Martino Olivetti

Personal information
- Full name: Martino Olivetti
- Date of birth: 24 May 1985 (age 40)
- Place of birth: Mantua, Italy
- Height: 1.80 m (5 ft 11 in)
- Position(s): Midfielder; forward;

Youth career
- Mantova
- Chievo
- 2003–2004: A.C. Milan

Senior career*
- Years: Team / Apps / (Gls)
- 2004–2006: A.C. Milan / 0 / (0)
- 2004–2005: → Vis Pesaro (loan) / 31 / (0)
- 2005–2006: → SPAL (loan) / 31 / (1)
- 2006–2007: Chievo / 0 / (0)
- 2006–2007: → Prato (loan) / 29 / (2)
- Total:  / 91 / (3)

= Martino Olivetti =

Italian footballer

Martino Olivetti (born 24 May 1985) is a former Italian footballer.

==Biography==
Born in Mantua, Lombardy, Olivetti started his career at Mantova, then Chievo at Verona, Veneto. In 2003, he was sold to A.C. Milan in co-ownership deal for €1 million. That season, also saw Chievo signed Paolo Sammarco in another co-ownership deal, for €1.1 million. After a season at Primavera Team. He was loaned to Serie C1 and C2 for Vis Pesaro and SPAL, where he played as a regular starter. In June 2006, Chievo bought back Olivetti for €250,000 (shown in the financial filing as €1 million financial debt minus €750,000 financial income of Milan) and Sammarco went back to Milan for undisclosed fee, but returned to Chievo on loan, but Olivetti went to Serie C2 side Prato for another season.

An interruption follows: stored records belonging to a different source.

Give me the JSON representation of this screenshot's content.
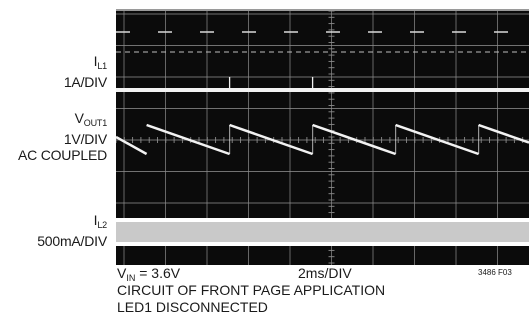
{
  "chart_data": {
    "type": "oscilloscope",
    "channels": [
      {
        "name_main": "I",
        "name_sub": "L1",
        "scale": "1A/DIV"
      },
      {
        "name_main": "V",
        "name_sub": "OUT1",
        "scale": "1V/DIV",
        "coupling": "AC COUPLED"
      },
      {
        "name_main": "I",
        "name_sub": "L2",
        "scale": "500mA/DIV"
      }
    ],
    "grid": {
      "divisions_x": 10,
      "divisions_y": 8,
      "time_per_div": "2ms/DIV"
    },
    "vout_sawtooth_rise_times_div": [
      0.4,
      2.4,
      4.4,
      6.4,
      8.4
    ],
    "il1_spike_times_div": [
      2.4,
      4.4
    ],
    "colors": {
      "screen": "#0b0b0b",
      "trace": "#f2f2f2",
      "grid": "#8c8c8c",
      "il2_band": "#c9c9c9"
    }
  },
  "footer": {
    "vin_main": "V",
    "vin_sub": "IN",
    "vin_value": " = 3.6V",
    "timebase": "2ms/DIV",
    "line2": "CIRCUIT OF FRONT PAGE APPLICATION",
    "line3": "LED1 DISCONNECTED",
    "figure_code": "3486 F03"
  }
}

Olivetti then terminated his contract with Chievo and retired. He told the press he was a victim of false accounting.

In June 2008, Olivetti and Sammarco appeared in an FIGC announcement. The Italian FA announced, after investigation found Chievo had inflated the price of Olivetti in order to gain false profit, and other means of false accounting, in order to pass the financial test, made Chievo would be the 7th club to be punished after A.C. Milan, Inter, Sampdoria, Genoa, Reggina and Udinese.